The Clint Eastwood Interview
Q: How far back does your association with Warner Bros. go?
A: In 1970 they asked me to do Dirty Harry and we made it in 1971. I was still at Universal at the time, making pictures for them, but I’d go back and do a sequel every now and then for Dirty Harry. So after about the third or fourth sequel I remember I had a western called The Outlaw Josey Wales and I remember I liked the story very much and I called up Warners and I said ‘look, I’d like to do that, and I’ll move over there if you want me to..’ So I did. And that was the first picture I did when I actually moved on to the Lot and I stayed there ever since.
Q: Dirty Harry is about to be re-launched on DVD. Do you watch DVDs? Do you have one in your house?
A: I have a crystal set (laughs). No, I have a DVD. I’ve been active with Warner Bros. and a lot of the studios in trying to keep DVDs in the same format. DVDs are great and if you have a favourite movie, whether it’s a Harry or some other favourite film, and you can have it in your house without taking up very much space at all.
Q: Do you think that the Dirty Harry series could have been made by another studio? Because at the time they seemed very much to fit in with the Warner Bros. ethos.

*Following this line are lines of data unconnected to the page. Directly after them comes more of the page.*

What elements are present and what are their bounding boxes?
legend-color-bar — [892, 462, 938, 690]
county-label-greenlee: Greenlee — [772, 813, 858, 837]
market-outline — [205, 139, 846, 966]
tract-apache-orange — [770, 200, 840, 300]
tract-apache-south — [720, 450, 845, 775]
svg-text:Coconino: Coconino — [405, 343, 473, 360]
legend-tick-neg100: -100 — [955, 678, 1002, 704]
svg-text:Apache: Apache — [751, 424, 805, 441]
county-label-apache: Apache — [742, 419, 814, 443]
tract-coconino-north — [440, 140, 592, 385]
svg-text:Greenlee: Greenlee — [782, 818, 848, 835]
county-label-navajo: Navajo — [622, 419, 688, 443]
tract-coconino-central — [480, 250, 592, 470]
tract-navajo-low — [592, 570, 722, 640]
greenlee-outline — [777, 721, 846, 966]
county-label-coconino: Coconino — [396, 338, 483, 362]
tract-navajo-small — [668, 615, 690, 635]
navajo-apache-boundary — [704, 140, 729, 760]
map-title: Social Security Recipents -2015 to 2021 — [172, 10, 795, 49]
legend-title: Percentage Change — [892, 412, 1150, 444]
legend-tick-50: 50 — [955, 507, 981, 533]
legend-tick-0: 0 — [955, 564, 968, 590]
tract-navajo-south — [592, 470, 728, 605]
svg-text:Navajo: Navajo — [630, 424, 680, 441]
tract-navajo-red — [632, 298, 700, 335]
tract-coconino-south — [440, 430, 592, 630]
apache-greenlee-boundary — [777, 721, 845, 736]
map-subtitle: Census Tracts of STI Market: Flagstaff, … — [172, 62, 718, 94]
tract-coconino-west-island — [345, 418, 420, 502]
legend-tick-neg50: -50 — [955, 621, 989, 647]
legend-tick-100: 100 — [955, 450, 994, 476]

A: Yeah it could have been. Originally when it was offered to me at first I was working at Universal. And I told Universal yes, I would do the project if they could buy the script. But they promptly went out and blew the sale so they didn’t get the script so it ended up through a long circle of events at Warner Bros. and Warners came to me again and I was familiar with the material. So it could have been made at Universal and it would have been made in the same way, because it was Don Siegel (director) but whether it would have been handled as well I don’t know. I remember one of the reasons I moved over to Warner Bros at that time was because a fellow named Dick Ledderer was the head of promotions and sales and marketing and he was kind of brilliant. He was the inspiration for the film, he loved the film and he went out and marketed it in such an aggressive way and an imaginative way so that’s why I stayed at Warners, because of him.
Q: Do you ever watch your own films? And if so, what picture do you like the best?
A: I don’t do that too much because I’ve made so many films. If I go back and start watching myself I’d grow up again. The last film I watched that I was involved with was The Outlaw Josey Wales because they’d made a new print of it and they’d put it through a digital process with 5.1 sound. I was going to watch for five minutes and I ended up watching all of it. But my wife had never seen Dirty Harry and she was broadcasting with the NBC affiliate in Monterey County and the fellows in the newsroom would always say to her ‘you haven’t seen Dirty Harry and you’re going out with Clint Eastwood’ and she’d say ‘no, I’ve seen a lot of his films but not that one..’ and they said ‘well, you don’t know what it’s about..’ So one day I put it on for her and that’s the last one I watched and she loved it. Anyway, it was some sort of verification because we’re still married..(laughs).
Q: Is there one period of filmmaking you particularly like?
A: For me particularly it’s right now. The recent films I’ve done are the ones I remember the most and because I’m doing more variety now than I did I wasn’t hung up on any particular genre like maybe I was forty or fifty years ago. So I’m happy now and I guess I’m living in the present more than in the past.
Q: Would you ever pick up a Magnum and play Dirty Harry again?
A: You know I would go out to a range and target shoot with somebody but I don’t think the San Francisco Police Department would have a 77 year old man on the police force so it would be highly unrealistic. People have asked me over the years ‘would you like to re-visit Dirty Harry?’ and everything would have depended on a script. But, really, no, there’s a time to leave things alone – you do a few sequels and have a good time with it, but my brain is in another place right now. But I love looking back on it.
Q: When you got involved with Dirty Harry did you know immediately that it was going to be special?
A: Obviously I felt that way because I went ahead and did the project. I felt there was something that would make an exciting police drama. Yeah, I felt there was something there. On every picture I’ve ever done I’ve felt instinctively that there was something worth telling but whatever height they reach as far as public appreciation is strictly up to the public and sometimes they haven’t been appreciated as much and sometimes they are appreciated more than you expect. That part of it is a crapshoot. But I’m not a judge of that – you only do the best you can and then it’s up to someone else to make the judgement on it by going to see it or not going to see it.